It is 125 years since New Zealand became the first country in the world to give women the vote. This accessible story for children is written as historical fiction, relating Kate Sheppard's life journey and her struggle to advance the cause of women's suffrage. Included in the book is a world timeline of women's suffrage and related fascinating facts about women's rights around the world from the past to the present day.
Text is by Maria Gill; the illustrations are by Marco Ivancic.
This is a beautifully produced book - glossy pages, attractive format, good quality hard cover - which would be in place on any young person's bookshelf. Mr Eight is into history and was delighted to be asked to review it with me. He did not know much about suffrage but after reading the book through he had a good grasp of the essentials, and was quite proud that New Zealand had led the way in this! His mother became intrigued too and said she might borrow it for a class one day if she had a group of older children.

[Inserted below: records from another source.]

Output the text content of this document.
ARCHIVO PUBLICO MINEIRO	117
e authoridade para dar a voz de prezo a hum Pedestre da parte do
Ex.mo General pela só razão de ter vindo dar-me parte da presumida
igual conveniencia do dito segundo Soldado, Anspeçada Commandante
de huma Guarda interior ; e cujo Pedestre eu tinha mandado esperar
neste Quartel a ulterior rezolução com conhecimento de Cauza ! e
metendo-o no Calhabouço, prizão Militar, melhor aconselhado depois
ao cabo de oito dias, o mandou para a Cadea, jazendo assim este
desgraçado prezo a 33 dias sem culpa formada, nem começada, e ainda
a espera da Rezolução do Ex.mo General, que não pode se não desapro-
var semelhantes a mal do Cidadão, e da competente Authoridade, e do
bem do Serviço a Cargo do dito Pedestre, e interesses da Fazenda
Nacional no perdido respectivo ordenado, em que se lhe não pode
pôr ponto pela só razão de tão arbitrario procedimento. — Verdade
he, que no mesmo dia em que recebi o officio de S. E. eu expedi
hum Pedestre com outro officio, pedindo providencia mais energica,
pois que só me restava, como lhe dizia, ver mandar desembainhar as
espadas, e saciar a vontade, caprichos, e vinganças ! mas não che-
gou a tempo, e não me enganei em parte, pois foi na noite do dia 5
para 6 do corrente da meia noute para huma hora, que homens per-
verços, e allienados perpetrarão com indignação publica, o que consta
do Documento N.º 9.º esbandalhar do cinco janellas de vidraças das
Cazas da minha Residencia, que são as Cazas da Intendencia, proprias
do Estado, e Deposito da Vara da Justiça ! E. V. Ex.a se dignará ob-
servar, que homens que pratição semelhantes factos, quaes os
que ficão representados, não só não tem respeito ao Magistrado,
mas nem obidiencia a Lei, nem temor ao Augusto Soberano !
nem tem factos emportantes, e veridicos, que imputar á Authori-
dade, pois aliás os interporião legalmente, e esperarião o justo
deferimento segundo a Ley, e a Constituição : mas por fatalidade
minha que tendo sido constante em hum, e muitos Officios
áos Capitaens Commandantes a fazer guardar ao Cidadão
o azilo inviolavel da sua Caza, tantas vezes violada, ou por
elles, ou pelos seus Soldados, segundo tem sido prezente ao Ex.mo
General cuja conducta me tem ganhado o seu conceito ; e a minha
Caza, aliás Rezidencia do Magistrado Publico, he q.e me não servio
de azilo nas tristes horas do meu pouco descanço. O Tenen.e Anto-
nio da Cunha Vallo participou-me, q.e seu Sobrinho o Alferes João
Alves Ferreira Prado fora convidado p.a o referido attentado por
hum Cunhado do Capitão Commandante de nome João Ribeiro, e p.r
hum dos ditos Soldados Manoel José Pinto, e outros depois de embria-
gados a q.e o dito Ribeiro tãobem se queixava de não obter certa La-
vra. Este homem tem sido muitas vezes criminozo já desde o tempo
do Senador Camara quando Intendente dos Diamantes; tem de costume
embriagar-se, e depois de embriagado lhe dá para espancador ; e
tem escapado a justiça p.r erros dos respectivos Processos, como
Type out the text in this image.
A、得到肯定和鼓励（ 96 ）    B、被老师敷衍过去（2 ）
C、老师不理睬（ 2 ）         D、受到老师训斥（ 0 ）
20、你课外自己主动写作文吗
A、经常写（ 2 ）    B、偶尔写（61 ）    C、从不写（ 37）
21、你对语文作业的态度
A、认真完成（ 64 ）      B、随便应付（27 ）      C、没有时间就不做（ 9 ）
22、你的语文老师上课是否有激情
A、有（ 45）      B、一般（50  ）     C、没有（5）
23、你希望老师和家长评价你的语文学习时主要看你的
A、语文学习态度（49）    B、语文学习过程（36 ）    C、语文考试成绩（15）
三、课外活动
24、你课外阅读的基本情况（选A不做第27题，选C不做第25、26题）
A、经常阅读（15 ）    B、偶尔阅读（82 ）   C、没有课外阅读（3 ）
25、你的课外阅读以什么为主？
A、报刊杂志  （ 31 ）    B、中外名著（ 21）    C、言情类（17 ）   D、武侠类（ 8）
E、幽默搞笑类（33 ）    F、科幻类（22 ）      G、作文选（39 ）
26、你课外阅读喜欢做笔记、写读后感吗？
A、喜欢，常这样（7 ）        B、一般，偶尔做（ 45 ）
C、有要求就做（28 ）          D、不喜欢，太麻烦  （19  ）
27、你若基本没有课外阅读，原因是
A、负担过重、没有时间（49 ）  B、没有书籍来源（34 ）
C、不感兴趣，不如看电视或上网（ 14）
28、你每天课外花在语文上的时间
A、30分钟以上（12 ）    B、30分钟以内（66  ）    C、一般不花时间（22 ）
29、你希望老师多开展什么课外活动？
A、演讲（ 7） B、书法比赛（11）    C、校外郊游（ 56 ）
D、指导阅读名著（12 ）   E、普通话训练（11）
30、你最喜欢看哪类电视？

The story is presented as a dramatized account of Kate's life, homing in on the key events - her childhood in England, her trip to New Zealand, her marriage, and her fight for the cause that became her life's goal. The text is easy to follow, drawing the young reader in and making him feel the passion that drove her to challenge the establishment. Marco Ivancic's illustrations complement the text perfectly, evoking the atmosphere of a time period more than 100 years ago and vividly bringing to life the clothing, the buildings, and a way of life so different from ours today.
Mr Eight was impressed by the notes which accompany the story. The glossary helped him to fill in a few gaps in his knowledge as he discovered what a penny-farthing was, and wondered how anyone could ever have tolerated wearing a corset. He now knows what suffrage is and can even spell it! There is a simple timeline of suffrage in New Zealand - as with Kate Sheppard's story, it does not go into too much detail but provides enough outline to help a young person to understand the main points. Key women in politics are referenced including Helen Clark and Jacinda Ardern, both names that Mr Eight recognised.
Some of the statistics horrified him as he realised how difficult life is for girls in some other countries, and how lucky he and his sister are to live in New Zealand. It is a bonus that books like this get young people thinking about their society and human rights, and how important it is to educate young people in their responsibilities to one another on a global level. The map provided a further visual outline of just how far New Zealand has come when compared to other countries. Saudi Arabia and the lands immediately surrounding it stood out particularly as countries that had been slow to grant women the vote.
It is rewarding to see just how much a book like this can raise awareness for a youngster and give him the means of doing something about a human rights issue. It will be interesting to see if his interest in history continues to develop - he has been learning about black civil rights for some time, particularly in the context of slavery and the American Civil War, but this book deals with issues a lot closer to home. It is important that a book like this is targeted towards a young audience; a potentially fascinating topic can quickly deteriorate into a boring textbook designed to stifle the child's interest before he starts. On this account, "Kate Sheppard" certainly resonated with him. I can see he will read it many times, and each time will learn something new.